This question comes from a completed, marked, and returned exam. It will not likely be reused.
Problem
The problem statement gives a fair die labeled 1-6. Let $X_1,X_2$ denote the two observed labels on two rolls. True or False: $\Pr(X_1 \lt X_2 \mid X_1 \leq X_2)=\frac{5}{7}$?
Work
I erroneously concluded during the exam that the conditional probability was certain, having flipped the two expressions in my work. I marked false.
The given answer is true, yet I am unable to convince myself of it, even with simple counting arguments. I was able to conclude from definitions that the probability given is equivalent to $$\frac{\Pr(X_1 \lt X_2 \cap X_1 \le X_2)}{\Pr(X_1 \le X_2)}$$
I have been unable to precede: my other argument goes something like
- if $X_2$ is 2, the conditional probability is $\frac{1}{2}$;
- if $X_2$ is 3, the conditional probability is $\frac{2}{3}$;
&c. But the sum will be greater than 1. Of course, the probability for $X_2$ is $\frac{1}{6}$, so we try $$\frac{1}{6}\sum_{1 \le i \le 5}{\frac{i}{i+1}} \neq \frac{5}{7}$$
Question
At any rate, I am unable to reach $\frac{5}{7}$ via these arguments. What reasoning leads to the conclusion?
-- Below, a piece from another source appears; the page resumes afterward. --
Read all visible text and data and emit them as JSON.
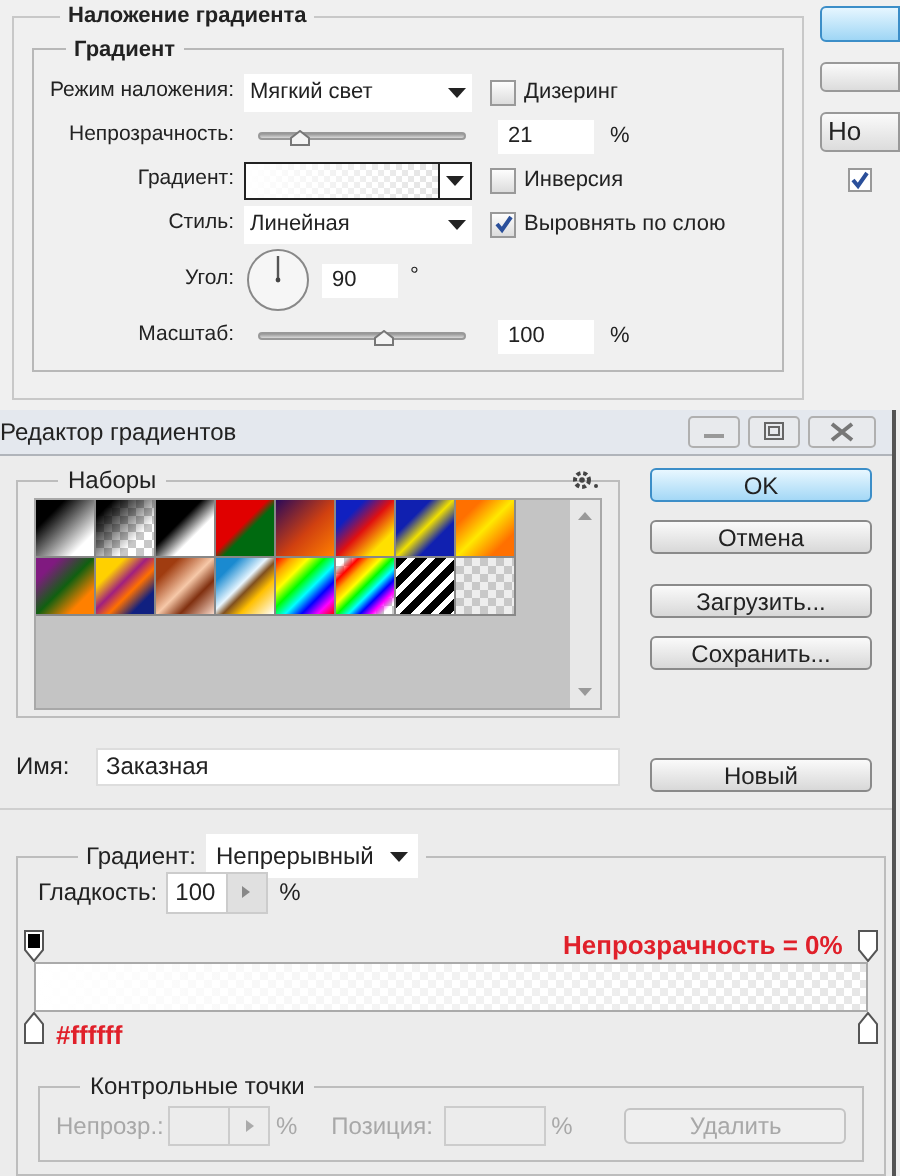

$$\mathbb P\{X_1<X_2\mid X_1\leq X_2\}=1-\mathbb P\{X_1=X_2\mid X_1\leq X_2\}.$$
Now, $$|\{X_1\leq X_2\}|=1+2+3+4+5+6=21$$ and $$|\{X_1=X_2\mid X_1\leq X_2\}|=6.$$ Therefore, $$\mathbb P\{X_1=X_2\mid X_1\leq X_2\}=\frac{6}{21},$$ and thus $$\mathbb P\{X_1<X_2\mid X_1\leq X_2\}=1-\frac{6}{21}=\frac{15}{21}=\frac{5}{7}.$$